Das Schlimmste ist, die richtigen Politiker machen es nicht besser. Wie bereits betont, die Waldbrände sind ein globales Problem – Macrons Worte. Eine normale Reaktion wäre jetzt: Fördergelder, Löschflugzeuge und weitere Hilfe schicken. Macrons Reaktion: Fördergelder für den Regenwald einfrieren. Er begründet das damit, dass Bolsonaro nicht genug gegen die Brände mache. Dass es vielleicht einfach an Mitteln fehlt ist natürlich keine Option. Auch gegen die Brandstifter gehe Bolsonaro laut Kritikern zu wenig vor. Also man kann dem brasilianischen Präsidenten ja viel vorwerfen, aber mit Straftätern harmlos umgehen ist genau das Gegenteil von Bolsonaros Politik. Der Mann setzt aktuell alles daran eventuelle Brandstifter zu erwischen, das ist nur leider nicht so leicht wie viele sich das vorstellen. Jetzt hat Macron dazu aufgerufen, am G7-Gipfel als erstes Thema über die Waldbrände und die Reaktionen der G7-Staaten zu reden… ohne auch nur einen betroffenen Regierungschef oder sonstigen Abgesandten aus Brasilien, Paraguay, Bolivien oder Kolumbien.
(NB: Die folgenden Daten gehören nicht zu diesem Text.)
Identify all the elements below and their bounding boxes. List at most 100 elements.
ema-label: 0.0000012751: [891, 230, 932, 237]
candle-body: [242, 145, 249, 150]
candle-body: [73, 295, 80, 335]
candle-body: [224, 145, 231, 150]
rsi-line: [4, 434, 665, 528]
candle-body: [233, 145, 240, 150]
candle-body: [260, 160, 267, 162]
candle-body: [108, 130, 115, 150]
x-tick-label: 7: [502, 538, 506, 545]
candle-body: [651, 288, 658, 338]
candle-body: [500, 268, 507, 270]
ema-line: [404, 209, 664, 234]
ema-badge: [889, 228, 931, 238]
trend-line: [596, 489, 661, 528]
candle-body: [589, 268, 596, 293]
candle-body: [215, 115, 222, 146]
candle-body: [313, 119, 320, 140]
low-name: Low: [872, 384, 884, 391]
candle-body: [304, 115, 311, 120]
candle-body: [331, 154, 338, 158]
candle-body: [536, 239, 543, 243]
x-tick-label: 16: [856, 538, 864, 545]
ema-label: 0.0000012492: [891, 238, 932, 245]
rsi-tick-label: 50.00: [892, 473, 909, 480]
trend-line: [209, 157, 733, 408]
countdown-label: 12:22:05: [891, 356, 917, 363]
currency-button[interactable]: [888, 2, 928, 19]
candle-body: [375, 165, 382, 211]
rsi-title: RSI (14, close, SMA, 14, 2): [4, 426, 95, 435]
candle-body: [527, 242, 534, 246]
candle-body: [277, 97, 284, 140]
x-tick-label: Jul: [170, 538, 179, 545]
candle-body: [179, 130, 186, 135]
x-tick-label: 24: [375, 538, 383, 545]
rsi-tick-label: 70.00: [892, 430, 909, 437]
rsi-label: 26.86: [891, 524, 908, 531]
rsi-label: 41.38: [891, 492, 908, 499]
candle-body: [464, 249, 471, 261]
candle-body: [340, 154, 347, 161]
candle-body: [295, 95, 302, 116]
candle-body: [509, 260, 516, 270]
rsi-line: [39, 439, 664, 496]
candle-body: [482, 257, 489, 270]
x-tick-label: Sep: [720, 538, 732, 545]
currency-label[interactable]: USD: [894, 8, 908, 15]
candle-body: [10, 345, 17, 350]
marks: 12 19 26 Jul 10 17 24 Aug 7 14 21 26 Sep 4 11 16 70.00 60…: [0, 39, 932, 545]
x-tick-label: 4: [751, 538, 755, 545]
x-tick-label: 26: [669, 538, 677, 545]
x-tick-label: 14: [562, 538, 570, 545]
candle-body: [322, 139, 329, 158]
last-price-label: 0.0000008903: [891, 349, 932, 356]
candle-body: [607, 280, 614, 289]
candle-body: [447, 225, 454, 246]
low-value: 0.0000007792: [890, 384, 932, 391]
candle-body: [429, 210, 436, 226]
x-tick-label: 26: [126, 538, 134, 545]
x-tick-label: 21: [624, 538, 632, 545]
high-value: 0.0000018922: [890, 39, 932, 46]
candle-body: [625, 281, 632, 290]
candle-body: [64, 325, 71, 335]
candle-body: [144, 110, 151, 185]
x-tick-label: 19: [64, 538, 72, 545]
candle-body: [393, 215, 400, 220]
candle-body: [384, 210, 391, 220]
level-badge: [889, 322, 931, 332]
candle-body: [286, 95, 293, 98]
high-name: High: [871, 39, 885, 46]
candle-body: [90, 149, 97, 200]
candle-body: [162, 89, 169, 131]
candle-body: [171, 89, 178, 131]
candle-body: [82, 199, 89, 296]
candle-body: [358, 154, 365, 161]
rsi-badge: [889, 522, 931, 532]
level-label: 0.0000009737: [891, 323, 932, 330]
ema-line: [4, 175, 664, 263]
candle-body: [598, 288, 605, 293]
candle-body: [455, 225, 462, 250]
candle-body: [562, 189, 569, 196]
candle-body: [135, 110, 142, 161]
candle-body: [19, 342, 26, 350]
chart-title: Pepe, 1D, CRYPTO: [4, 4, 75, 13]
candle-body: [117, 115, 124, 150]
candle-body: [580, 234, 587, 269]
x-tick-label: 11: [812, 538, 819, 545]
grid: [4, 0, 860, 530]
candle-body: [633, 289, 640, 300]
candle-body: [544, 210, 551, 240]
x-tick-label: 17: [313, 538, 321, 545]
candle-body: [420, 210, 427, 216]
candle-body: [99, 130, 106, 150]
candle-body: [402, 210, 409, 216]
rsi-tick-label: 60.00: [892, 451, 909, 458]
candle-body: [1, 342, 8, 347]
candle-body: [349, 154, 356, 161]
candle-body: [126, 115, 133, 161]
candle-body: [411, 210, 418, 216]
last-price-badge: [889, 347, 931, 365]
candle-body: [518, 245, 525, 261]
Der Klimawandel ist schuld!

Ein Waldbrand tritt auf, da dürfen natürlich auch die üblichen Klimaaktivisten nicht fehlen. Und die Klimaaktivisten sind – ganz was Neues – mal richtig inaktiv und schieben die Brände, ohne etwas dagegen zu unternehmen oder Lösungsansätze zu präsentieren, auf den Klimawandel. Ja, der Klimawandel ist in den letzten Jahren so stark gewesen, dass es jetzt in Südamerika die größten Waldbrände seit sechs Jahren gibt… Richtig, es gab schon immer Waldbrände und auch wenn die Erde wärmer wird, zu behaupten, dass dieser Prozess so schnell stattfinde, dass dadurch plötzlich die Waldbrandgefahr global rapide steigt, ist schon etwas weit hergeholt und eventuell auch einfach nur Populismus.

Liebe Mitmenschen, auch ich finde die Waldbrände sind eine schnellstmöglich zu lösende Katastrophe, da dürfte sich ein Großteil der Menschheit einig sein. Dass die Brände allerdings so schamlos ausgenutzt und instrumentalisiert werden, um die zusammenhangslosesten Dinge zu fordern, links-grünen Populismus zu betreiben und ungerechtfertigte Vorwürfe zu machen, ist unter aller Würde.

3 Antworten

  1. Eve sagt:

    Hier sieht man Aufnahmen der NASA über Waldbrände von 2000 bis 2019 für die ganze Welt.
    https://earthobservatory.nasa.gov/images/145421/building-a-long-term-record-of-fire

  2. David sagt:

    Nicht jeder Waldbrandt, egal, wie groß er ist, ist ein richtiger Waldbrand, den zu instrumentalisieren sich lohnt. Hier ein Link zu ScienceFiles:

    https://sciencefiles.org/2019/08/24/szenen-einer-unglaublichen-heuchelei-der-brennende-amazonas/

    Die Großbrände in Afrika etwa sind den linken Globalisten und Hetzern völlig egal.

    Auf der genannten Website gibt es noch weitere Betrachtungen zu Thematik.